Ali mengatakan kita harus sudah
berangkat sekitar pukul 05.30 WIB. “Hah, pagi sekali protes” saya kemarin.
Pukul 05.30 WIB sudah lewat, belum ada kepastian pasti jadi atau tidak
mengikuti CFD. Setelah bermusyawarah kesepakatan pun didapatkan. Kami akan
bertemu di Halte Busway Semanggi
pukul 07.30 WIB, mundur satu jam dari waktu awal. Indah dan saya bergegas untuk
bersiap-siap. Maklum saja tadi kami masih setia berada di tempat tidur, hehehe
:D
Pukul 07.30 WIB kami sudah berada di Halte Busway Trans Jakarta (TJ) di
depan Rumah Sakit Anak dan Bunda (RSAB) Harapan Kita. Untuk masuk ke halte
busway kami harus mengisi ulang (Top Up)
saldo kartu flazz busway Trans
Jakarta yang kami miliki karena saldonya sudah habis digunakan ke TMII. Minimal
top up adalah Rp. 20.000 yang bisa digunakan
oleh dua orang untuk 2-3 kali perjalanan. Biaya perjalanan menggunakan Trans
Jakarta pun hanya Rp. 3.500/orang jauh dekatnya jarak perjalanan.

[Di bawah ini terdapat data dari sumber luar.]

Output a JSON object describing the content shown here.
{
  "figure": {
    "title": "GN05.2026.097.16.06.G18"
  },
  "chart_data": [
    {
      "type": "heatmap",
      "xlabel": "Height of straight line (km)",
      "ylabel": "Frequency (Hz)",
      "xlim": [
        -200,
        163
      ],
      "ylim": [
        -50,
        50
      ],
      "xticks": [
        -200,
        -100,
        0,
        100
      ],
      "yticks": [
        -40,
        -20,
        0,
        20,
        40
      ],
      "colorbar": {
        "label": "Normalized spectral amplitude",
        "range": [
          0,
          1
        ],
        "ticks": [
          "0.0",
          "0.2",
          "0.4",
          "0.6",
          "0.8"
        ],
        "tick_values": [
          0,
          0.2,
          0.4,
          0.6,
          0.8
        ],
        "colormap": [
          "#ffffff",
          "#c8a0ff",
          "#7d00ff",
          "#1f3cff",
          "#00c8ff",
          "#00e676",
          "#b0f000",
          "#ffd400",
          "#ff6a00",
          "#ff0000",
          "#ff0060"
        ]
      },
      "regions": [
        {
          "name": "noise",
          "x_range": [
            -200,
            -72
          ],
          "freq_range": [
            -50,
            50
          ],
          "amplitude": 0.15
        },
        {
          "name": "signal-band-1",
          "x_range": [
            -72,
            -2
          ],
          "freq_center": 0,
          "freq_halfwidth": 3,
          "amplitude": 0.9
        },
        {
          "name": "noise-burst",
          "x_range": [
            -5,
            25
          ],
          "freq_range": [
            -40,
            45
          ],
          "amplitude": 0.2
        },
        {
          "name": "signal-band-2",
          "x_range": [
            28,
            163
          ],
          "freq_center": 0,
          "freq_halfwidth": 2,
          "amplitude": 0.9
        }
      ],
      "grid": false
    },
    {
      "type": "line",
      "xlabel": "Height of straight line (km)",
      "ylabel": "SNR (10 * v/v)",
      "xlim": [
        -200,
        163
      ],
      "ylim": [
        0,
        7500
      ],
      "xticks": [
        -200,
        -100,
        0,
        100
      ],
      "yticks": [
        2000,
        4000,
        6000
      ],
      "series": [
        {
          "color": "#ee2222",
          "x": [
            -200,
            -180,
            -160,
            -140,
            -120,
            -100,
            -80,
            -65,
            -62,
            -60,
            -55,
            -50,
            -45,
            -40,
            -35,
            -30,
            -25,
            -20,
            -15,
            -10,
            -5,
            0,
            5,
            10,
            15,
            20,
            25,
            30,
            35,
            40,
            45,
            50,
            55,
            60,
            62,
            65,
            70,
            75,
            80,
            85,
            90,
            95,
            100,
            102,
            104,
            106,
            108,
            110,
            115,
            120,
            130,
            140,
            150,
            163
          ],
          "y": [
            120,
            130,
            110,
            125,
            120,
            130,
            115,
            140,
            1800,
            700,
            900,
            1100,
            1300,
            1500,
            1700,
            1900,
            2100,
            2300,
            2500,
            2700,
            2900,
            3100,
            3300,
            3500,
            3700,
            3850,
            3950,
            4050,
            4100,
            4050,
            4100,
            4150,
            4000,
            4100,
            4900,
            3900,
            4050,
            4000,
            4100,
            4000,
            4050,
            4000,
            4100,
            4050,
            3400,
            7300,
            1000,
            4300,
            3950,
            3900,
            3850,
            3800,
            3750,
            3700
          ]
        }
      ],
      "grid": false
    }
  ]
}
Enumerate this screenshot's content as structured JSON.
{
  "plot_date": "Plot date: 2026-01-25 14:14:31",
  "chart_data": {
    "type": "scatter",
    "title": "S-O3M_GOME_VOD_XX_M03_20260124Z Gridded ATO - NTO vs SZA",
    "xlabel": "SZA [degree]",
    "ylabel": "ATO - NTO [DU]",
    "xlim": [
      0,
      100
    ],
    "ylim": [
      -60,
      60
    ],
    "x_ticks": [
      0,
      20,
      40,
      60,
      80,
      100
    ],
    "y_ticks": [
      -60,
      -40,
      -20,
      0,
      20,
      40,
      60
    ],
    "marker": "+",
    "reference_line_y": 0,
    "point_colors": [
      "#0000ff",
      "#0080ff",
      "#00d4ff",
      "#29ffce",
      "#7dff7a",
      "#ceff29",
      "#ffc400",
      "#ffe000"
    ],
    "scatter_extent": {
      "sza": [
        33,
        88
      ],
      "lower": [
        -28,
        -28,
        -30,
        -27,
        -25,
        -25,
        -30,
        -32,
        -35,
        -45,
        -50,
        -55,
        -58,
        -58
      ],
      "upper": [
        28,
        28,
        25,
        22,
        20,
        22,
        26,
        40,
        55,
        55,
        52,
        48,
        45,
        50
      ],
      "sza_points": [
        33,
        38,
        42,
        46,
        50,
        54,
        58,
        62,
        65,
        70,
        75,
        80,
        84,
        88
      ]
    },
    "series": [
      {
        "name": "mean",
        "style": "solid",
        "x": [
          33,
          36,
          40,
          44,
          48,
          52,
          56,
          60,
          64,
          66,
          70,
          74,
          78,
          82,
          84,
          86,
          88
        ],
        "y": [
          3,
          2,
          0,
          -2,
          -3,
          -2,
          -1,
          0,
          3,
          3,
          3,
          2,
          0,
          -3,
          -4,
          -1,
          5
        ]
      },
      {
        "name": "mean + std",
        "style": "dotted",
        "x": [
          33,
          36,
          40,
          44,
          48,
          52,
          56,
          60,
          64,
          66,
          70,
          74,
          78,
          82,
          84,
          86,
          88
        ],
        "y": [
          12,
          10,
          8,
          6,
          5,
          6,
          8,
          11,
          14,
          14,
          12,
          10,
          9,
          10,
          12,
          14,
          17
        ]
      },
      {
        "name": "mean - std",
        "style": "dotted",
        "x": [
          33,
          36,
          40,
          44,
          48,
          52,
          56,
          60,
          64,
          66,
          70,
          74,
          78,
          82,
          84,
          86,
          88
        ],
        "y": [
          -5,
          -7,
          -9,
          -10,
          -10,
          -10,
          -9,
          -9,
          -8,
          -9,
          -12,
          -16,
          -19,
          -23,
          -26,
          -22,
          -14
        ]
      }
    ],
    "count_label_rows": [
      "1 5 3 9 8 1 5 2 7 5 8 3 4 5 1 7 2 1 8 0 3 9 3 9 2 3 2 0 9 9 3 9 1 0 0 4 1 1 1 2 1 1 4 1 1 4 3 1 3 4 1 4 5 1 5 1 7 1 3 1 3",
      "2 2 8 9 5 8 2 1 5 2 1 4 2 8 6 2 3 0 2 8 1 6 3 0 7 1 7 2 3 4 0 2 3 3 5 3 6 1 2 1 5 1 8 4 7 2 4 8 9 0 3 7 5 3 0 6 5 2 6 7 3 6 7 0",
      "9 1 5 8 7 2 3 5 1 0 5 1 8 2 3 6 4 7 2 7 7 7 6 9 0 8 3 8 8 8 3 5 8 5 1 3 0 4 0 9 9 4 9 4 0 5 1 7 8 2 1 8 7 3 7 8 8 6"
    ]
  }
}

Pukul 08.00 WIB, Indah dan saya
sudah tiba di Halte Trans Jakarta Semanggi—titik pertemuan kami dengan Ali dan
Ajeng. Di halte ini Indah dan saya harus menunggu Ali dan Ajeng dulu, karena
mereka terjebak macet. Kami sebenarnya bosan menunggu, hehehe :D Nah untuk
menghibur diri kami memperhatikan jalanan Ibu Kota Jakarta dari atas halte
busway dan sesekali mengambil foto. Ini nih suasana Ibu Kota di minggu pagi
(hasil jepretan kami):
Suasana Ibu Kota dari atas Halte
Transjakarta Semanggi
15 menit kemudian yang ditunggu
sudah datang. Jadilah hari ini Indah dan saya tidak hanya berdiam diri
menghabiskan waktu di kos, melainkan hari ini kami mengisi liburan kami dengan
nge-trip ke berbagai tempat di
Jakarta dan sekitarnya. Dreamers, simak kisah liburan kami hari ini ya, “One Day, Full of Trip” cekiidot ;)
Car
Free Day, di Bundaran Hotel Indonesia
Car free day atau disingkat CFD merupakan hari bebas kendaraan
bermotor yang bertujuan untuk mensosialisasikan kepada masyarakat agar sejenak
meninggalkan kendaraan bermotor yang mereka miliki di rumah mereka dan kemudian
beraktivitas dengan berjalan kaki, bersepeda atau menggunakan kendaraan umum
untuk bepergian jauh. Lokasi CFD di Jakarta biasanya difokuskan di sekitar
Bundaran Hotel Indonesia atau lebih akrab disebut Bundaran HI. Itulah mengapa
di sekitar jalan menuju Bundaran HI, jalanan telah ditutup dan tidak boleh ada
kendaraan bermotor yang lewat kecuali Tran Jakarta dan mobil polisi yang
bertugas memantau kegiatan CFD.
Karena dari itulah tujuan perjalanan 4 anak Sumbawa (Cindy, Indah,
Ajeng dan Ali) di hari libur ini adalah CFDan di Bundaran HI. Bertemu di Halte
Trans Jakarta (TJ) Semanggi, kami berjalan kaki menuju halte TJ berikutnya
yaitu Halte Dukuh Atas. Ini adalah kegiatan CFD pertama yang saya dan Indah
ikuti seumur hidup kami, *di Sumbawa kan gak ada CFD*. Saya tidak ingin
melewatkan CFD ini begitu saja, minggu depan saya dan Indah sudah harus kembali
lagi ke Sumbawa meninggal tanah rantauan ini *berasa merantau bertahun-tahun,
padahal cuma minggu, hehehe :D*.
Tidak ada kesempatan lagi jika saya melewatkan kesempatan yang sudah di
depan mata, toh hari ini kami juga libur, dari pada hanya berdiam diri di kosan
sama saja dengan di Sumbawa gak ada suasana lain. Kurang lebih begitulah
pikiran saya pagi tadi.
“Ternyata banyak juga ya peminat
CFD di Jakarta” batin saya dalam hati melihat ramainya masyarakat Jakarta di
sepanjang jalan menuju Bundaran HI. Apalagi antrean di dalam halte TJ, Masya
Allah, kami harus berdesak-desakan dengan penduduk ibu kota yang berebut masuk
ke dalam TJ yang baru saja tiba di halte. Karena kami pendatang, kami tidak
ingin masuk dalam kegiatan berebut tersebut. Kami mencari aman saja dengan
menunggu TJ selanjutnya yang akan mampir di halte tersebut. Sungguh,
pemandangan seperti ini tidak akan bisa kami dapatkan di Sumbawa.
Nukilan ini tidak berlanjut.